Dutch MPs want citizens to own the copyright to their faces

A majority of Dutch MPs are backing a proposal to give citizens the copyright to their body, facial features, and voice to prevent people from creating AI-generated deepfakes and putting them online.
Denmark has already announced it will extend copyright law to ensure people maintain the right to their own person and GroenLinks-PvdA, VVD, NSC and D66 MPS now want to follow suit.
They have also called for action against big tech companies that do not act against the dissemination of deepfakes on their platforms.
Creating deepfakes is punishable by law if they are libellous or pornographic, and platforms can now be held liable for allowing deepfakes of this kind.
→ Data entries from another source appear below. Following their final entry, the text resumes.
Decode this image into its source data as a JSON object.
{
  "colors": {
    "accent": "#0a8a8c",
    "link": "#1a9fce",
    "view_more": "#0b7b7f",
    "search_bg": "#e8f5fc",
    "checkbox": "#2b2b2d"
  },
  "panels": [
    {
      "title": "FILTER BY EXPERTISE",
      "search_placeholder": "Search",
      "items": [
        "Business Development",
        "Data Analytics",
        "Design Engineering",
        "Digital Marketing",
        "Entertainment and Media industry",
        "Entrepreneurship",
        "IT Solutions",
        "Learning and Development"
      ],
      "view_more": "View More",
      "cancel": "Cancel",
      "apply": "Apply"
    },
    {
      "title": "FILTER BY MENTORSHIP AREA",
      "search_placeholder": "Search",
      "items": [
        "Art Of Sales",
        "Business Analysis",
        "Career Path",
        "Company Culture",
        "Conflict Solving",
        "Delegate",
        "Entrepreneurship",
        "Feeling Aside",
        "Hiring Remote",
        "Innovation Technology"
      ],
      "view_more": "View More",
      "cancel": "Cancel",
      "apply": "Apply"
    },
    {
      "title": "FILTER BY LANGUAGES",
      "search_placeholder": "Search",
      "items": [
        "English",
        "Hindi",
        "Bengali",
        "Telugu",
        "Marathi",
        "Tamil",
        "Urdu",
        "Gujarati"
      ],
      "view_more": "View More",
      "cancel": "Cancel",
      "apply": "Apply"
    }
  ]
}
Deepfakes are also used to perpetrate bank fraud. According to figures from digital identity company Signicat, bank fraud involving deepfakes has increased by 2137% in the last three years. Cases include identity fraud by taking over a person’s account using facial recognition.
Advanced AI techniques are making it increasingly difficult to distinguish real from fake, AI expert Jarno Duursma told broadcaster NOS. But despite the availability of apps, it is still not easy to create “lifelike videos”, he said.
Duursma said legislation is a good idea because it will make legal action more easily accessible for victims.
Lawyer Diego Guerrero Obando, who specialises in intellectual property law, said legal protection against appearing in a deepfake video is currently divided into portrait rights, the right to privacy, and tort, or civil wrong. To add a person’s voice to the package makes the legislation more complete, he said.
Obando said any case against big tech companies would be a “challenge” and may turn into a battle of “David against Goliath”. “An individual would have to take on an often anonymous perpetrator or a big tech platform,” he said.
Privacy
Privacy watchdog Autoriteit Persoonsgegevens (AP) is calling on people who are the victims of sexually suggestive deepfakes to report them so it can impose fines and other measures.
Duursma and Obando both warned that the new legislation could compromise freedom of expression. However, parody and satire using deepfakes would still be allowed under the proposed rules.